I am wondering what the best practice is when I want some functions to be public and some to me internal when working with protocols.

I am writing an AudioManager in Swift 3 wrapping AVPlayer as a framework.

I want some methods to be public, so that e.g. a ViewController making use of the AudioManager can access some methods, but some methods would not be exposed outside the framework
-> i.e. having the access modifier internal instead of public.

I am writing the framework with protocol driven design, almost every part should have a protocol.
So protocols are talking to protocols within the framework.
E.g. the main class - AudioManager - has an AudioPlayer, and should be able to call some internal functions on it,
e.g. pause(reason:) but that method should be internal and not exposed outside the framework.

Here is an example.

internal enum PauseReason {
    case byUser
    case routeChange
}

// Compilation error: `Public protocol cannot refine an internal protocol`
public protocol AudioPlayerProtocol: InternalAudioPlayerProtocol { 
   func pause() // I want 
}

internal protocol InternalAudioPlayerProtocol {
    func pause(reason: PauseReason) // Should only be accessible within the framework
}

public class AudioPlayer: AudioPlayerProtocol {
    public func pause() {
        pause(reason: .byUser)
    }

    // This would probably not compile because it is inside a public class...
    internal func pause(reason: PauseReason) { //I want this to be internal
        // save reason and to stuff with it later on
    }
}

public protocol AudioManagerProtocol {
    var audioPlayer: AudioPlayerProtocol { get }
}

public class AudioManager: AudioManagerProtocol {
    public let audioPlayer: AudioPlayerProtocol

    init() {
        audioPlayer = AudioPlayer()
        NotificationCenter.default.addObserver(self, selector: #selector(handleRouteChange(_:)), name: NSNotification.Name.AVAudioSessionRouteChange, object: nil)
    }

    func handleRouteChange(_ notification: Notification) {
        guard
        let userInfo = notification.userInfo,
        let reasonRaw = userInfo[AVAudioSessionRouteChangeReasonKey] as?
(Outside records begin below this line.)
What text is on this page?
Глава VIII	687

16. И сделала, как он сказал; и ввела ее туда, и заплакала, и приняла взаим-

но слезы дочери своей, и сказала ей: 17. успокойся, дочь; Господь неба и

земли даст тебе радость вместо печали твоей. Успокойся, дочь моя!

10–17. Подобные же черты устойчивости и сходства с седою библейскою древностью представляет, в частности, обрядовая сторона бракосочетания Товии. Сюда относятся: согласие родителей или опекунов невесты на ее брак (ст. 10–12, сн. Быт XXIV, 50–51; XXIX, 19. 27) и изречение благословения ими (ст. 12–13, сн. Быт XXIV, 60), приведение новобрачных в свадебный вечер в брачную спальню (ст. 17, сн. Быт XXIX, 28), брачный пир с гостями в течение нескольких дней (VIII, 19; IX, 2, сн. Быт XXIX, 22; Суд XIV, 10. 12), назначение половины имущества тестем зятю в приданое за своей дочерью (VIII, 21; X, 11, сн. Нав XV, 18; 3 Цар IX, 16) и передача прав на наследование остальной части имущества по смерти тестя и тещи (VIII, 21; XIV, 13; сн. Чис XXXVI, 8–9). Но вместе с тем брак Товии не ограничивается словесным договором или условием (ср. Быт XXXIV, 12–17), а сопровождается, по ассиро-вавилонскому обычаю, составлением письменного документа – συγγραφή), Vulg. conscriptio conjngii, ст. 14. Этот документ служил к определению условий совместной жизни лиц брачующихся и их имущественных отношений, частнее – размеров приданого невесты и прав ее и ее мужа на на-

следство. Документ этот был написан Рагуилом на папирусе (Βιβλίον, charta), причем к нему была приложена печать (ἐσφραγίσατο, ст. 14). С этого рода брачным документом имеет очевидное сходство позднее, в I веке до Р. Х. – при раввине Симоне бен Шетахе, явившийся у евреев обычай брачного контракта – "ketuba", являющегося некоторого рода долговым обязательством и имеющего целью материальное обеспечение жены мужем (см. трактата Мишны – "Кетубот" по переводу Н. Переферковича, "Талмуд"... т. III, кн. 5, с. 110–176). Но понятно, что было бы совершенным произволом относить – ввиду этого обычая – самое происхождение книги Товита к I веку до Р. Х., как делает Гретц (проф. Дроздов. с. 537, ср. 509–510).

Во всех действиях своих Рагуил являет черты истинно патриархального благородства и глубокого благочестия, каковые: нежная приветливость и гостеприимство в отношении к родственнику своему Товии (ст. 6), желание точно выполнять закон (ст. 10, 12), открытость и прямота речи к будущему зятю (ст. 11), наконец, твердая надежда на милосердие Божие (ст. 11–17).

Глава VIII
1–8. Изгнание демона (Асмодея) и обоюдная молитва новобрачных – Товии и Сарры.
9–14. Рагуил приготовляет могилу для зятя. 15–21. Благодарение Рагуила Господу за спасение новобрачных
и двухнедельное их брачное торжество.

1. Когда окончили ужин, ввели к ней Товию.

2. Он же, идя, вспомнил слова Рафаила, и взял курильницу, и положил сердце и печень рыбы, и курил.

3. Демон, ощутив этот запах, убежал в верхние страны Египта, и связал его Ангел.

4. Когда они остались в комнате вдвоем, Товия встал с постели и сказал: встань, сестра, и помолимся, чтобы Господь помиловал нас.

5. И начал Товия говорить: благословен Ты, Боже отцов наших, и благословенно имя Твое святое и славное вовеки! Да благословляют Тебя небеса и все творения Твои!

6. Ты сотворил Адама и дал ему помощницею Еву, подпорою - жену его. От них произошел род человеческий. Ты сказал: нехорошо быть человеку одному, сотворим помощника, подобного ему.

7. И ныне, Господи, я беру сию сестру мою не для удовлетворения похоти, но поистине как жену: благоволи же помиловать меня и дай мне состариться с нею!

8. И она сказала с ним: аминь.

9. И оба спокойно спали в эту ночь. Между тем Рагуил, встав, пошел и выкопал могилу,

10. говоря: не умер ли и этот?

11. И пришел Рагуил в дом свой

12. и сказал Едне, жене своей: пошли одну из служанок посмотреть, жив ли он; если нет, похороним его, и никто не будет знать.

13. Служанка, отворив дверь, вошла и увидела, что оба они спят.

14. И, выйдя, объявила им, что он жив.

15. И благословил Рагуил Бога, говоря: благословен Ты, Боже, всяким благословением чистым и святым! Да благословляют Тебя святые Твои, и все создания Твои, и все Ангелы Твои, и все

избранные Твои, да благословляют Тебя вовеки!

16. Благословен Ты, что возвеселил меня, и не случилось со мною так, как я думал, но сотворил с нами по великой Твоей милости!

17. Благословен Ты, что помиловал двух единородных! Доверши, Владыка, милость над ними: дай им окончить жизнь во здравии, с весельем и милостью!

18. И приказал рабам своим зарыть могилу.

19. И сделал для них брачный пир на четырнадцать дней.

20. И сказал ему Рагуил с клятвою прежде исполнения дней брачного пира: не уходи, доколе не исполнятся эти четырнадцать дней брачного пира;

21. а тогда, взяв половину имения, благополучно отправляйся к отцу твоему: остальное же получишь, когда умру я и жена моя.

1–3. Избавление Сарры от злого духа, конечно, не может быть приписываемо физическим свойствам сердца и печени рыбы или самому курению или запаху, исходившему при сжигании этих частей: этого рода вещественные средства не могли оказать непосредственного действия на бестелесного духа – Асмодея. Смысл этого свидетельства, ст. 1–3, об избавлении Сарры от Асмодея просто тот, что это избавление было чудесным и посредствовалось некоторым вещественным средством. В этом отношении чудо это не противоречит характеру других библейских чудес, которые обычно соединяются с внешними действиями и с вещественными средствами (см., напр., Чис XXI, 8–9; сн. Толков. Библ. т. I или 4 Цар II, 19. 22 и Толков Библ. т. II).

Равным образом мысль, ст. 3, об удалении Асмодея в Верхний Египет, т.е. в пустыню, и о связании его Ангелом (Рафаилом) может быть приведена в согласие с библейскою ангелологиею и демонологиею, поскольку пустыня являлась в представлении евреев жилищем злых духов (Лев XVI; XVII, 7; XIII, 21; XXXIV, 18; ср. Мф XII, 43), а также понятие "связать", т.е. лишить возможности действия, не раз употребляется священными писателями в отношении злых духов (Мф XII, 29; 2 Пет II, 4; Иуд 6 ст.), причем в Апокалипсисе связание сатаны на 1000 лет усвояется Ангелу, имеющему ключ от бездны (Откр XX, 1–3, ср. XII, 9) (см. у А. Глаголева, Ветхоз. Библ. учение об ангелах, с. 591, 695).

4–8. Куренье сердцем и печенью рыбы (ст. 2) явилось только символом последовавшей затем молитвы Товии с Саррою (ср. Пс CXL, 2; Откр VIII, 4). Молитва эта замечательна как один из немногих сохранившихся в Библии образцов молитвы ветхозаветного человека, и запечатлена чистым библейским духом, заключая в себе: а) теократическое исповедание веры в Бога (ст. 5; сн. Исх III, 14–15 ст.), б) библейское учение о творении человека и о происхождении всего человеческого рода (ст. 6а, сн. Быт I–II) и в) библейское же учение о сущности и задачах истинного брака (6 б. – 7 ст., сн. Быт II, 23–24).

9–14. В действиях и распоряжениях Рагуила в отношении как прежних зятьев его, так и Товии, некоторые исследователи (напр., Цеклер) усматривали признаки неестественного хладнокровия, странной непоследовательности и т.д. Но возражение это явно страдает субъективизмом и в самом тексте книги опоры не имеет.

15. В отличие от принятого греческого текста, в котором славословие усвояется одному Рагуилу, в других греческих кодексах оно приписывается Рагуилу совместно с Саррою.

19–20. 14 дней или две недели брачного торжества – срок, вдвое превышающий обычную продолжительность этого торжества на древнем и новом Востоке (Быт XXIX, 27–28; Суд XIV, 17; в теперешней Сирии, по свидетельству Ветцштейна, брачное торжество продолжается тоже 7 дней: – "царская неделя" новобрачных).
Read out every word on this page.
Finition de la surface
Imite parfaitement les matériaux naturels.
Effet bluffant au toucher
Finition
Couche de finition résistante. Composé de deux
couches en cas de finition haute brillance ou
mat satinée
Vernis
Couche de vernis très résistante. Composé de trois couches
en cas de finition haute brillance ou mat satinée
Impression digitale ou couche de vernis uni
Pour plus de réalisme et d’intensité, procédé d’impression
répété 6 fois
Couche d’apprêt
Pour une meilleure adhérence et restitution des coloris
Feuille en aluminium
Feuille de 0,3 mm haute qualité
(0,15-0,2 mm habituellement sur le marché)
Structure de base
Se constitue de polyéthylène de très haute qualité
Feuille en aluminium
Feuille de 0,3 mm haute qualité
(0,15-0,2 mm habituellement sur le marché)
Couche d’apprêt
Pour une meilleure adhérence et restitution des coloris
NSNumber,
        let reason = AVAudioSessionRouteChangeReason(rawValue: reasonRaw.uintValue)
        else { print("what could not get route change") }
        switch reason {
        case .oldDeviceUnavailable:
            pauseBecauseOfRouteChange()
        default:
            break
        }
    }
}

private extension AudioManager {
    func pauseBecauseOfRouteChange() {
        audioPlayer.pause(reason: .routeChange)
    }
}

// Outside of Audio framework
class PlayerViewController: UIViewController {
    fileprivate let audioManager: AudioManagerProtocol 
    @IBAction didPressPauseButton(_ sender: UIButton) {
        // I want the `user of the Audio framwwork` (in this case a ViewController)
        // to only be able to `see` `pause()` and not `pause(reason:)` 
        audioManager.audioPlayer.pause()
    }
}

I know I can get it to work by changing the method pauseBecauseOfRouteChange to look like this:

func pauseBecauseOfRouteChange() {
    guard let internalPlayer = audioPlayer as? InternalAudioPlayerProtocol else { return }
    internalPlayer.pause(reason: .routeChange)
}

But I am wondering if there is a more elegant solution?
Something like marking that the AudioPlayerProtocol refines the InternalAudioPlayerProtocol...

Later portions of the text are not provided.